On that front, IGF produces a stable 2.5% yield. As such, its benchmark has basically return a little better than that yield annually over the last 10 years. And that’s what investing in infrastructure is all about.
Dividend Yield: 5.4%
Sometimes you just want it all. For that, a new crop of multi-asset dividend ETFs is the answer. With nearly $900 million in assets, the First Trust Multi-Asset Diversified Income Index Fund (MDIV) is one of the most successful.
MDIV offers coverage of a wide variety of income-producing asset classes. This includes dividend stocks, real estate investment trusts (REITs), preferred securities, master limited partnerships (MLPs) and high-yield corporate debt (junk bonds). It caps each of its asset types at 20% of its holdings. The ETF is rebalanced quarterly and can hold either individual securities or other First Trust ETFs to achieve its objective of a high yield. Each market segment has its own criteria for inclusion in MDIV, but the overall theme is finding a high yield and income.

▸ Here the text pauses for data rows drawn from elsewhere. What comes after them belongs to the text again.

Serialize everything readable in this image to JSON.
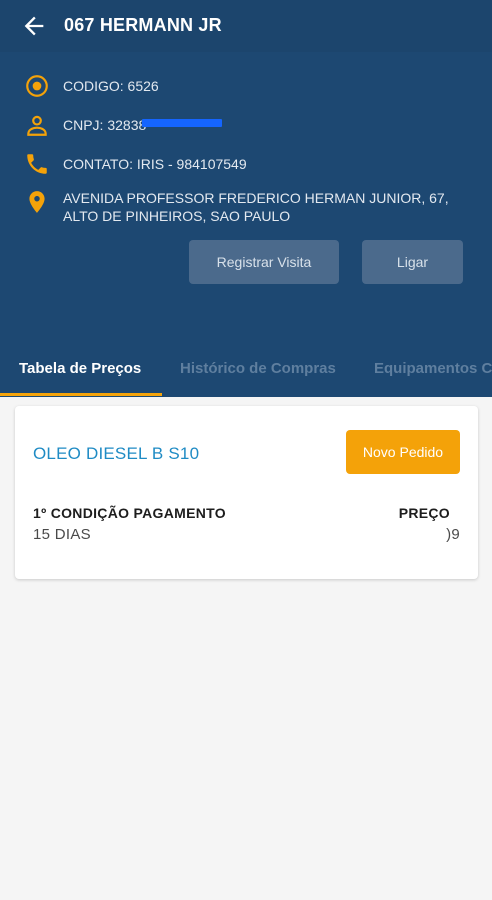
{
  "header": {
    "title": "067 HERMANN JR",
    "codigo": "CODIGO: 6526",
    "cnpj": "CNPJ: 32838",
    "contato": "CONTATO: IRIS - 984107549",
    "endereco": "AVENIDA PROFESSOR FREDERICO HERMAN JUNIOR, 67, ALTO DE PINHEIROS, SAO PAULO",
    "btn_registrar": "Registrar Visita",
    "btn_ligar": "Ligar"
  },
  "tabs": [
    {
      "label": "Tabela de Preços",
      "active": true
    },
    {
      "label": "Histórico de Compras",
      "active": false
    },
    {
      "label": "Equipamentos C",
      "active": false
    }
  ],
  "card": {
    "product": "OLEO DIESEL B S10",
    "btn_novo": "Novo Pedido",
    "col1_header": "1º CONDIÇÃO PAGAMENTO",
    "col1_value": "15 DIAS",
    "col2_header": "PREÇO",
    "col2_value": ")9"
  },
  "colors": {
    "header_bg": "#1d4872",
    "accent": "#f4a209",
    "product_text": "#1f8bc4"
  },
  "icons": {
    "back": "arrow-left-icon",
    "codigo": "target-icon",
    "cnpj": "person-icon",
    "contato": "phone-icon",
    "endereco": "location-pin-icon"
  }
}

And it does deliver on that front. MDIV currently pays a 5.4% yield. And that’s the thing to remember with MDIV, its focus is income. As a result, returns for the dividend ETF have pretty much been that yield since its inception. That’s fine if you’re looking for a steady paycheck. For those looking for more of a total return package, you may need to go elsewhere.
This article is from Aaron Levitt of InvestorPlace. As of this writing, he held none of the aforementioned securities.